TOKYO -- The Japanese government plans to begin talks about restarting business travel to and from Taiwan and Brunei, Nikkei has learned. The talks could begin in July.

Japanese officials, who expect flights to resume in the fall, believe Taiwan and Brunei carry low coronavirus risks as they have largely succeeded in halting the spread of COVID-19.

Tokyo has already started similar talks with Vietnam, Thailand, New Zealand and Australia.

About 2 million Japanese visited Taiwan 2018, making it the country's fourth most popular destination after the United States, South Korea and China.

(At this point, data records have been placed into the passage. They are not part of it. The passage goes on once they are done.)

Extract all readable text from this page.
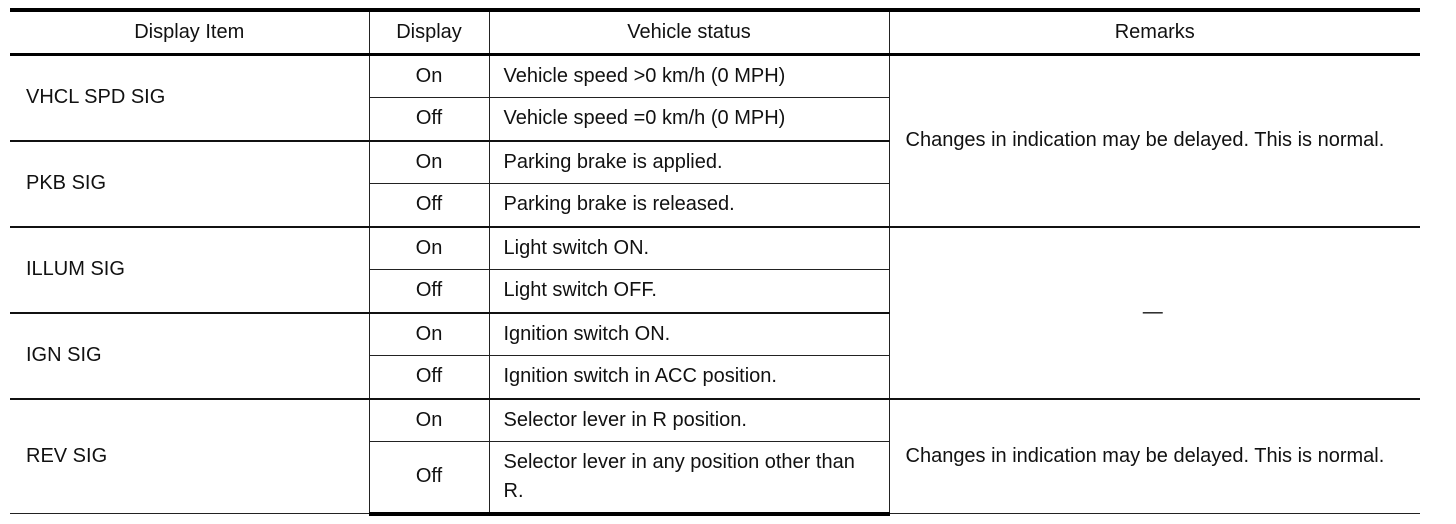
Display Item	Display	Vehicle status	Remarks
VHCL SPD SIG	On	Vehicle speed >0 km/h (0 MPH)	Changes in indication may be delayed. This is normal.
	Off	Vehicle speed =0 km/h (0 MPH)	
PKB SIG	On	Parking brake is applied.	
	Off	Parking brake is released.	
ILLUM SIG	On	Light switch ON.	—
	Off	Light switch OFF.	
IGN SIG	On	Ignition switch ON.	
	Off	Ignition switch in ACC position.	
REV SIG	On	Selector lever in R position.	Changes in indication may be delayed. This is normal.
	Off	Selector lever in any position other than R.	
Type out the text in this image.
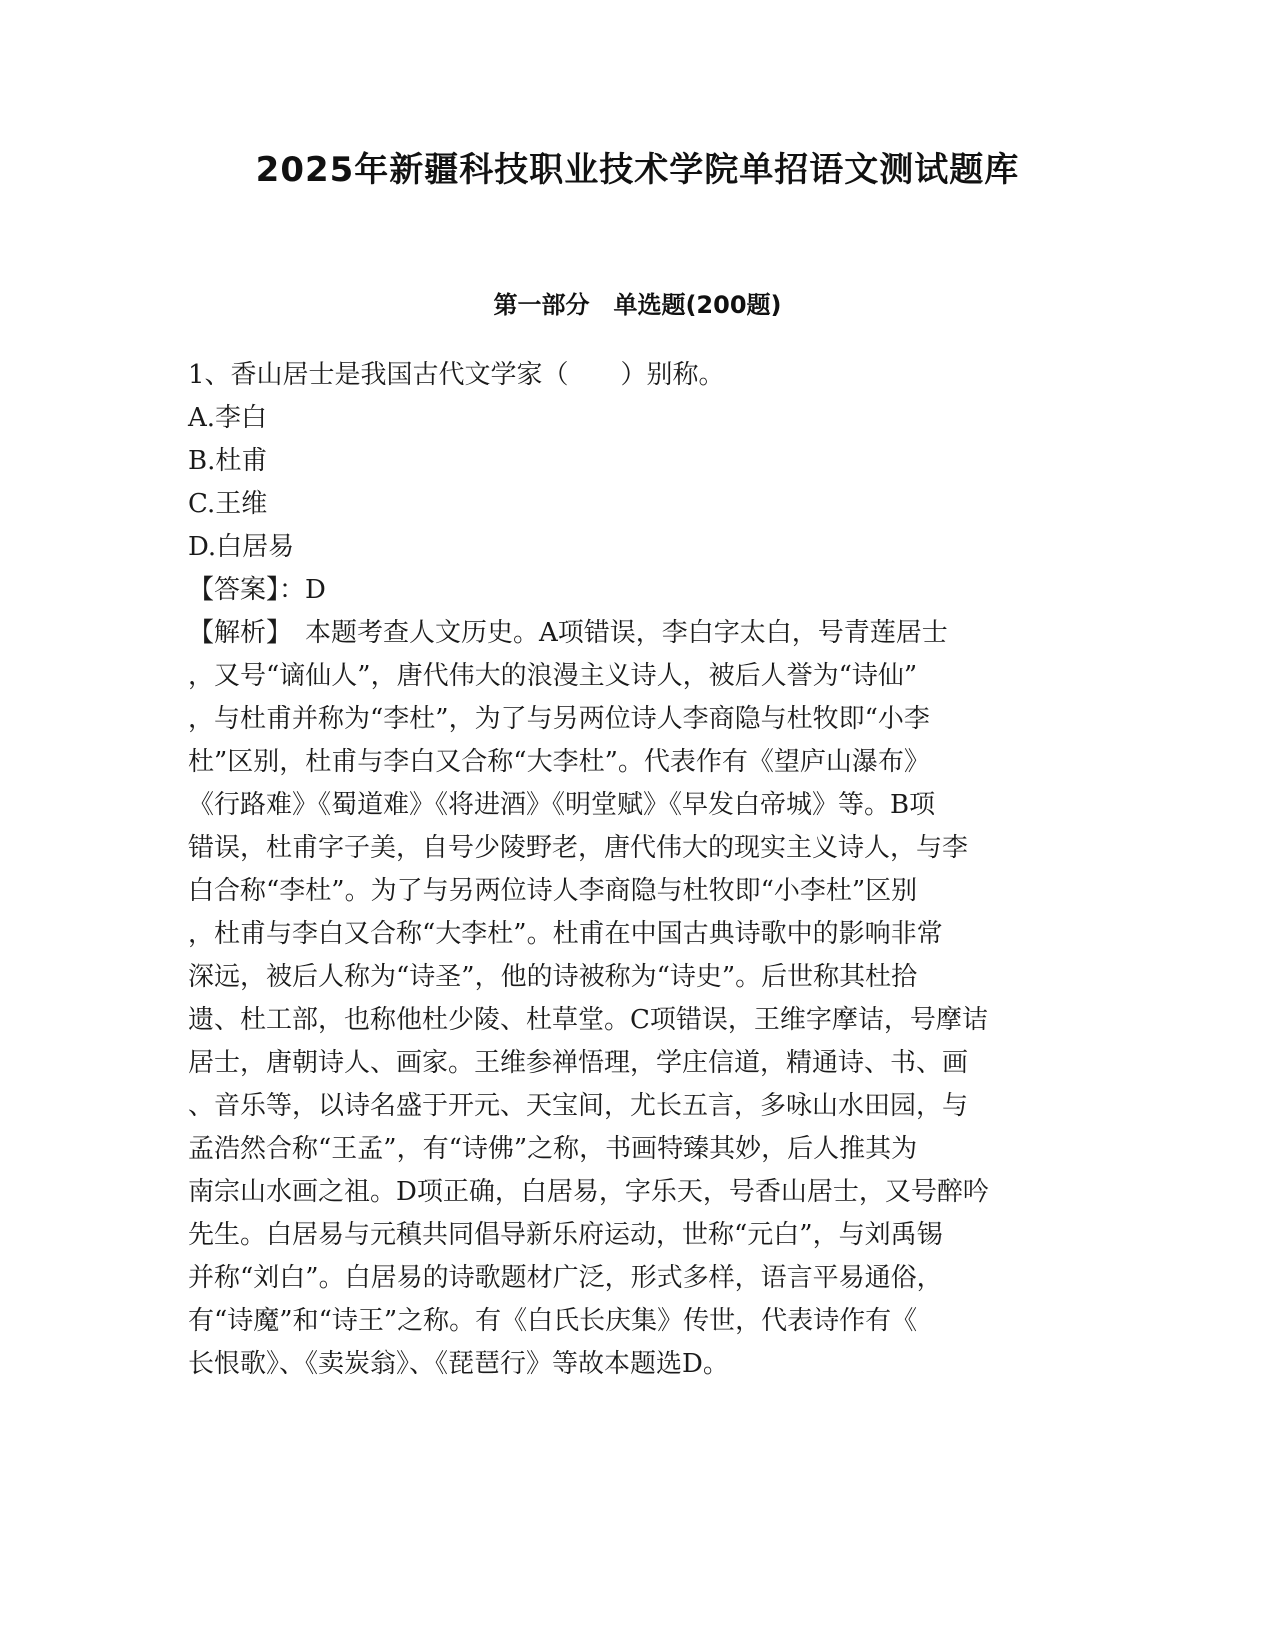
2025年新疆科技职业技术学院单招语文测试题库
第一部分　单选题(200题)
1、香山居士是我国古代文学家（　　）别称。
A.李白
B.杜甫
C.王维
D.白居易
【答案】：D
【解析】　本题考查人文历史。A项错误，李白字太白，号青莲居士
，又号“谪仙人”，唐代伟大的浪漫主义诗人，被后人誉为“诗仙”
，与杜甫并称为“李杜”，为了与另两位诗人李商隐与杜牧即“小李
杜”区别，杜甫与李白又合称“大李杜”。代表作有《望庐山瀑布》
《行路难》《蜀道难》《将进酒》《明堂赋》《早发白帝城》等。B项
错误，杜甫字子美，自号少陵野老，唐代伟大的现实主义诗人，与李
白合称“李杜”。为了与另两位诗人李商隐与杜牧即“小李杜”区别
，杜甫与李白又合称“大李杜”。杜甫在中国古典诗歌中的影响非常
深远，被后人称为“诗圣”，他的诗被称为“诗史”。后世称其杜拾
遗、杜工部，也称他杜少陵、杜草堂。C项错误，王维字摩诘，号摩诘
居士，唐朝诗人、画家。王维参禅悟理，学庄信道，精通诗、书、画
、音乐等，以诗名盛于开元、天宝间，尤长五言，多咏山水田园，与
孟浩然合称“王孟”，有“诗佛”之称，书画特臻其妙，后人推其为
南宗山水画之祖。D项正确，白居易，字乐天，号香山居士，又号醉吟
先生。白居易与元稹共同倡导新乐府运动，世称“元白”，与刘禹锡
并称“刘白”。白居易的诗歌题材广泛，形式多样，语言平易通俗，
有“诗魔”和“诗王”之称。有《白氏长庆集》传世，代表诗作有《
长恨歌》、《卖炭翁》、《琵琶行》等故本题选D。
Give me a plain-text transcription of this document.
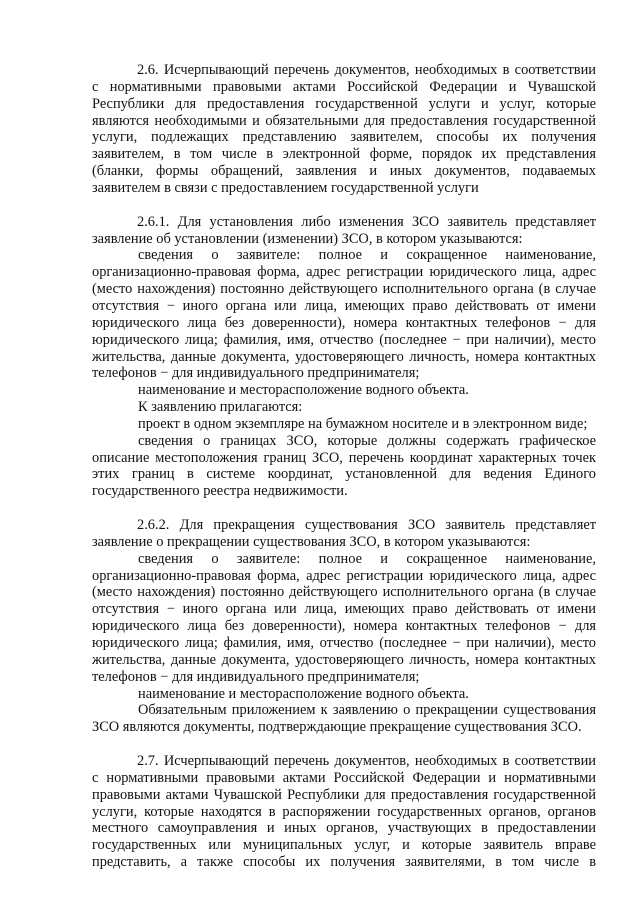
2.6. Исчерпывающий перечень документов, необходимых в соответствии с нормативными правовыми актами Российской Федерации и Чувашской Республики для предоставления государственной услуги и услуг, которые являются необходимыми и обязательными для предоставления государственной услуги, подлежащих представлению заявителем, способы их получения заявителем, в том числе в электронной форме, порядок их представления (бланки, формы обращений, заявления и иных документов, подаваемых заявителем в связи с предоставлением государственной услуги

2.6.1. Для установления либо изменения ЗСО заявитель представляет заявление об установлении (изменении) ЗСО, в котором указываются:

сведения о заявителе: полное и сокращенное наименование, организационно-правовая форма, адрес регистрации юридического лица, адрес (место нахождения) постоянно действующего исполнительного органа (в случае отсутствия − иного органа или лица, имеющих право действовать от имени юридического лица без доверенности), номера контактных телефонов − для юридического лица; фамилия, имя, отчество (последнее − при наличии), место жительства, данные документа, удостоверяющего личность, номера контактных телефонов − для индивидуального предпринимателя;

наименование и месторасположение водного объекта.

К заявлению прилагаются:

проект в одном экземпляре на бумажном носителе и в электронном виде;

сведения о границах ЗСО, которые должны содержать графическое описание местоположения границ ЗСО, перечень координат характерных точек этих границ в системе координат, установленной для ведения Единого государственного реестра недвижимости.

2.6.2. Для прекращения существования ЗСО заявитель представляет заявление о прекращении существования ЗСО, в котором указываются:

сведения о заявителе: полное и сокращенное наименование, организационно-правовая форма, адрес регистрации юридического лица, адрес (место нахождения) постоянно действующего исполнительного органа (в случае отсутствия − иного органа или лица, имеющих право действовать от имени юридического лица без доверенности), номера контактных телефонов − для юридического лица; фамилия, имя, отчество (последнее − при наличии), место жительства, данные документа, удостоверяющего личность, номера контактных телефонов − для индивидуального предпринимателя;

наименование и месторасположение водного объекта.

Обязательным приложением к заявлению о прекращении существования ЗСО являются документы, подтверждающие прекращение существования ЗСО.

2.7. Исчерпывающий перечень документов, необходимых в соответствии с нормативными правовыми актами Российской Федерации и нормативными правовыми актами Чувашской Республики для предоставления государственной услуги, которые находятся в распоряжении государственных органов, органов местного самоуправления и иных органов, участвующих в предоставлении государственных или муниципальных услуг, и которые заявитель вправе представить, а также способы их получения заявителями, в том числе в
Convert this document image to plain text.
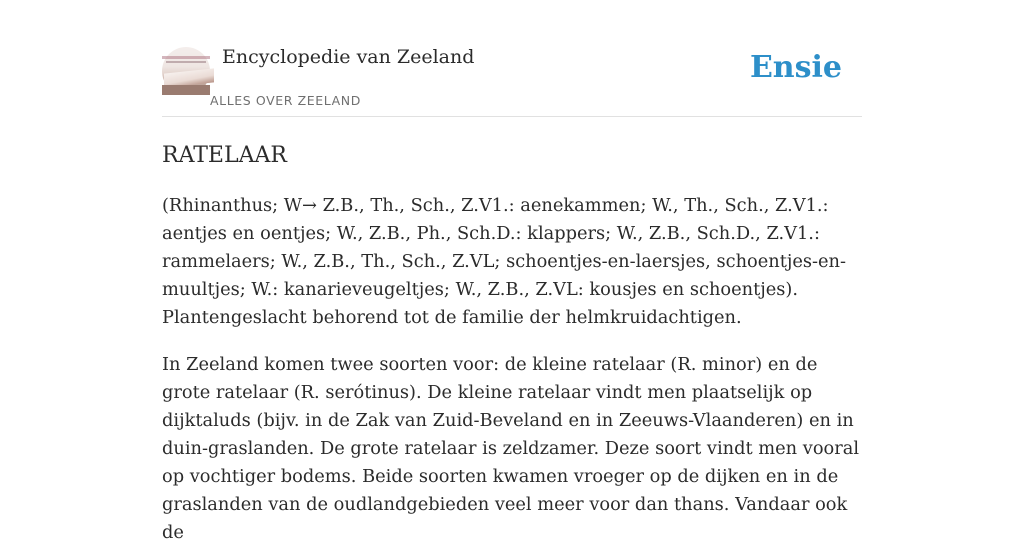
Encyclopedie van Zeeland
ALLES OVER ZEELAND
Ensie
RATELAAR

(Rhinanthus; W→ Z.B., Th., Sch., Z.V1.: aenekammen; W., Th., Sch., Z.V1.: aentjes en oentjes; W., Z.B., Ph., Sch.D.: klappers; W., Z.B., Sch.D., Z.V1.: rammelaers; W., Z.B., Th., Sch., Z.VL; schoentjes-en-laersjes, schoentjes-en-muultjes; W.: kanarieveugeltjes; W., Z.B., Z.VL: kousjes en schoentjes). Plantengeslacht behorend tot de familie der helmkruidachtigen.

In Zeeland komen twee soorten voor: de kleine ratelaar (R. minor) en de grote ratelaar (R. serótinus). De kleine ratelaar vindt men plaatselijk op dijktaluds (bijv. in de Zak van Zuid-Beveland en in Zeeuws-Vlaanderen) en in duin-graslanden. De grote ratelaar is zeldzamer. Deze soort vindt men vooral op vochtiger bodems. Beide soorten kwamen vroeger op de dijken en in de graslanden van de oudlandgebieden veel meer voor dan thans. Vandaar ook de
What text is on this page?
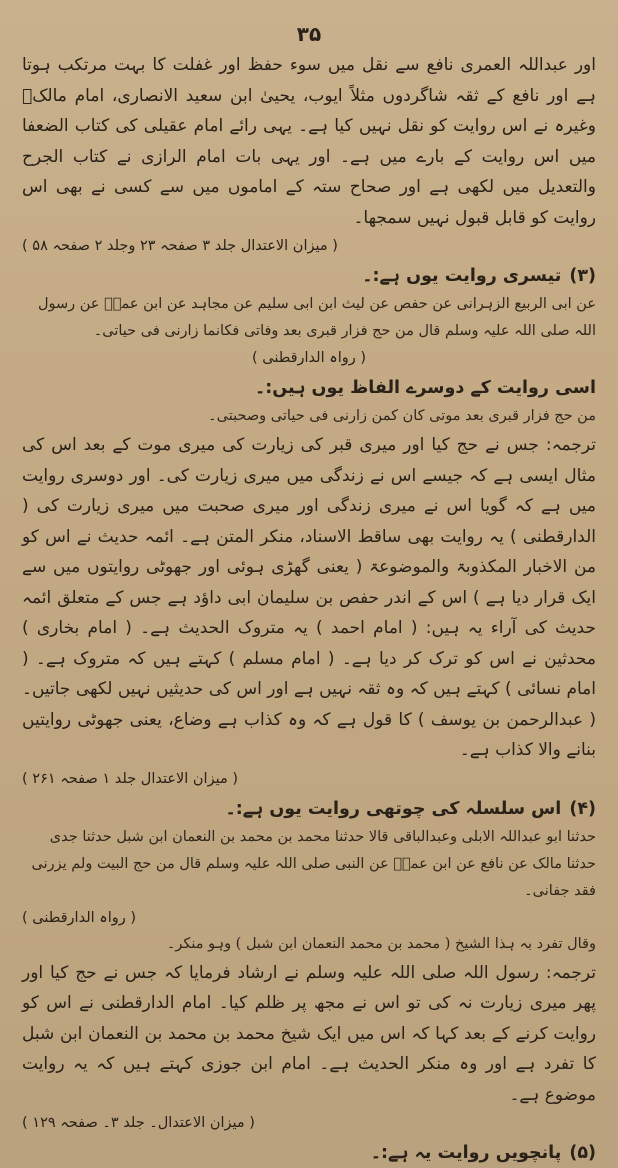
۳۵

اور عبداللہ العمری نافع سے نقل میں سوء حفظ اور غفلت کا بہت مرتکب ہوتا ہے اور نافع کے ثقہ شاگردوں مثلاً ایوب، یحییٰ ابن سعید الانصاری، امام مالکؒ وغیرہ نے اس روایت کو نقل نہیں کیا ہے۔ یہی رائے امام عقیلی کی کتاب الضعفا میں اس روایت کے بارے میں ہے۔ اور یہی بات امام الرازی نے کتاب الجرح والتعدیل میں لکھی ہے اور صحاح ستہ کے اماموں میں سے کسی نے بھی اس روایت کو قابل قبول نہیں سمجھا۔

( میزان الاعتدال جلد ۳ صفحہ ۲۳ وجلد ۲ صفحہ ۵۸ )

(۳)تیسری روایت یوں ہے:۔

عن ابی الربیع الزہرانی عن حفص عن لیث ابن ابی سلیم عن مجاہد عن ابن عمرؓ عن رسول اللہ صلی اللہ علیہ وسلم قال من حج فزار قبری بعد وفاتی فکانما زارنی فی حیاتی۔

( رواہ الدارقطنی )

اسی روایت کے دوسرے الفاظ یوں ہیں:۔

من حج فزار قبری بعد موتی کان کمن زارنی فی حیاتی وصحبتی۔

ترجمہ: جس نے حج کیا اور میری قبر کی زیارت کی میری موت کے بعد اس کی مثال ایسی ہے کہ جیسے اس نے زندگی میں میری زیارت کی۔ اور دوسری روایت میں ہے کہ گویا اس نے میری زندگی اور میری صحبت میں میری زیارت کی ( الدارقطنی ) یہ روایت بھی ساقط الاسناد، منکر المتن ہے۔ ائمہ حدیث نے اس کو من الاخبار المکذوبۃ والموضوعۃ ( یعنی گھڑی ہوئی اور جھوٹی روایتوں میں سے ایک قرار دیا ہے ) اس کے اندر حفص بن سلیمان ابی داؤد ہے جس کے متعلق ائمہ حدیث کی آراء یہ ہیں: ( امام احمد ) یہ متروک الحدیث ہے۔ ( امام بخاری ) محدثین نے اس کو ترک کر دیا ہے۔ ( امام مسلم ) کہتے ہیں کہ متروک ہے۔ ( امام نسائی ) کہتے ہیں کہ وہ ثقہ نہیں ہے اور اس کی حدیثیں نہیں لکھی جاتیں۔ ( عبدالرحمن بن یوسف ) کا قول ہے کہ وہ کذاب ہے وضاع، یعنی جھوٹی روایتیں بنانے والا کذاب ہے۔

( میزان الاعتدال جلد ۱ صفحہ ۲۶۱ )

(۴)اس سلسلہ کی چوتھی روایت یوں ہے:۔

حدثنا ابو عبداللہ الابلی وعبدالباقی قالا حدثنا محمد بن محمد بن النعمان ابن شبل حدثنا جدی حدثنا مالک عن نافع عن ابن عمرؓ عن النبی صلی اللہ علیہ وسلم قال من حج البیت ولم یزرنی فقد جفانی۔

( رواہ الدارقطنی )

وقال تفرد بہ ہذا الشیخ ( محمد بن محمد النعمان ابن شبل ) وہو منکر۔

ترجمہ: رسول اللہ صلی اللہ علیہ وسلم نے ارشاد فرمایا کہ جس نے حج کیا اور پھر میری زیارت نہ کی تو اس نے مجھ پر ظلم کیا۔ امام الدارقطنی نے اس کو روایت کرنے کے بعد کہا کہ اس میں ایک شیخ محمد بن محمد بن النعمان ابن شبل کا تفرد ہے اور وہ منکر الحدیث ہے۔ امام ابن جوزی کہتے ہیں کہ یہ روایت موضوع ہے۔

( میزان الاعتدال۔ جلد ۳۔ صفحہ ۱۲۹ )

(۵)پانچویں روایت یہ ہے:۔
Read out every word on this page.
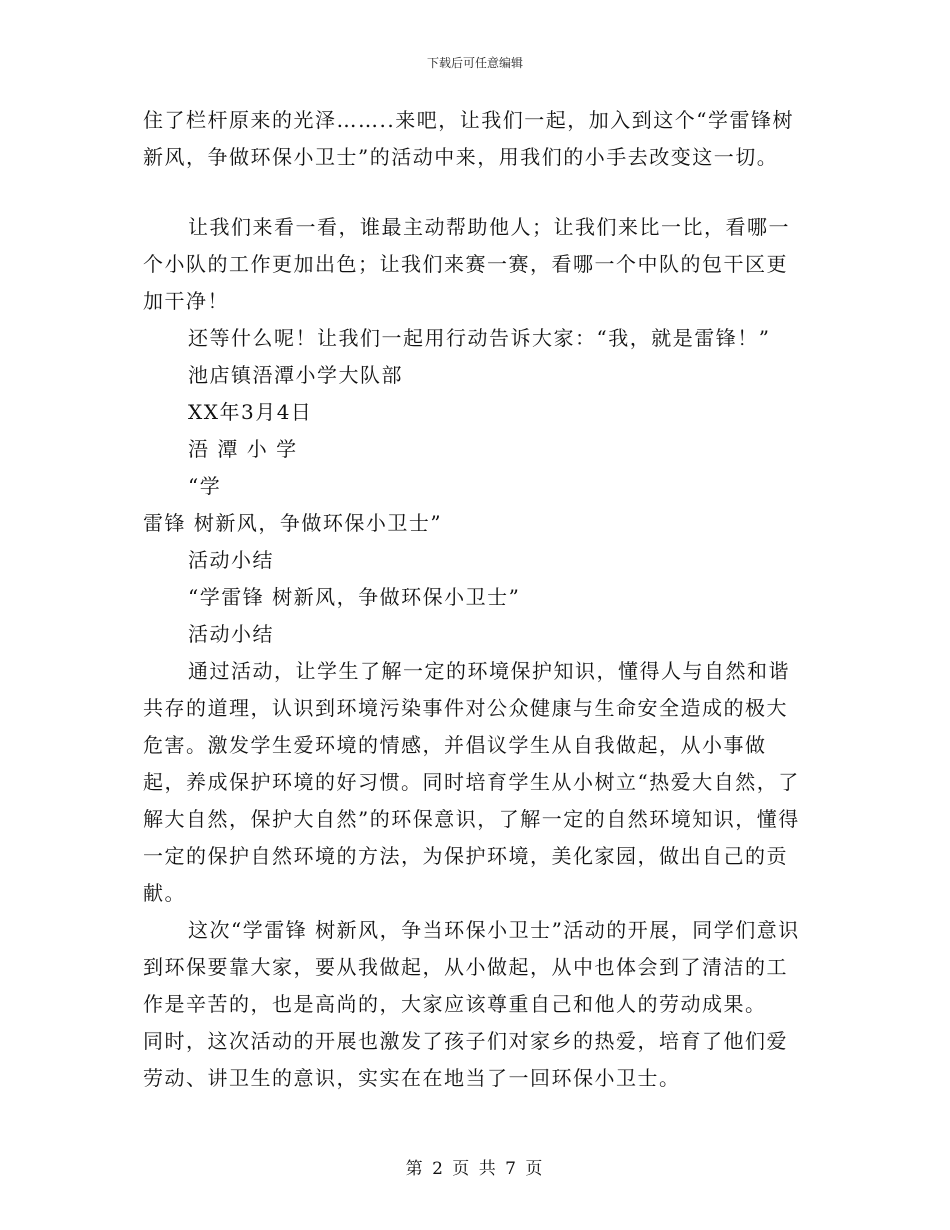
下载后可任意编辑

住了栏杆原来的光泽……..来吧，让我们一起，加入到这个“学雷锋树新风，争做环保小卫士”的活动中来，用我们的小手去改变这一切。

让我们来看一看，谁最主动帮助他人；让我们来比一比，看哪一个小队的工作更加出色；让我们来赛一赛，看哪一个中队的包干区更加干净！

还等什么呢！让我们一起用行动告诉大家：“我，就是雷锋！”

池店镇浯潭小学大队部

XX年3月4日

浯 潭 小 学

“学

雷锋 树新风，争做环保小卫士”

活动小结

“学雷锋 树新风，争做环保小卫士”

活动小结

通过活动，让学生了解一定的环境保护知识，懂得人与自然和谐共存的道理，认识到环境污染事件对公众健康与生命安全造成的极大危害。激发学生爱环境的情感，并倡议学生从自我做起，从小事做起，养成保护环境的好习惯。同时培育学生从小树立“热爱大自然，了解大自然，保护大自然”的环保意识，了解一定的自然环境知识，懂得一定的保护自然环境的方法，为保护环境，美化家园，做出自己的贡献。

这次“学雷锋 树新风，争当环保小卫士”活动的开展，同学们意识到环保要靠大家，要从我做起，从小做起，从中也体会到了清洁的工作是辛苦的，也是高尚的，大家应该尊重自己和他人的劳动成果。

同时，这次活动的开展也激发了孩子们对家乡的热爱，培育了他们爱劳动、讲卫生的意识，实实在在地当了一回环保小卫士。

第 2 页 共 7 页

About 3.5 million Japanese visited the U.S. that year, 3 million traveled to South Korea and 2.7 million went to China.

Taiwanese businesses work closely with companies in Japan, particularly in the information technology and electronic component industries.

Many companies have called for relaxing travel restrictions tightened amid the spread of COVID-19. Taiwan has gone without a new COVID-19 infection for over two months through June 25.

The island has started to allow travelers from some countries, including Japan.

Japan also plans to reopen business travel between itself and Myanmar, where the number of infected people currently totals about 300. The country's population is over 50 million.

The government is also considering Singapore and Malaysia, where the percentage of infections is higher than in Japan but where medical care standards are high and the virus's spread has slowed.

Japan does not have plans yet to reopen business travel with China and South Korea due to its limited capacity to conduct polymerase chain reaction, or PCR, tests. These tests would have to be carried out on passengers leaving and entering Japan.

There are diplomatic considerations as well. Japan is reluctant to relax restrictions on cross-border business with companies in these countries before opening up to the U.S., which is still suffering from tens of thousands of new infections every day.

Japan in principle does not plan to allow such dealings with European Union companies.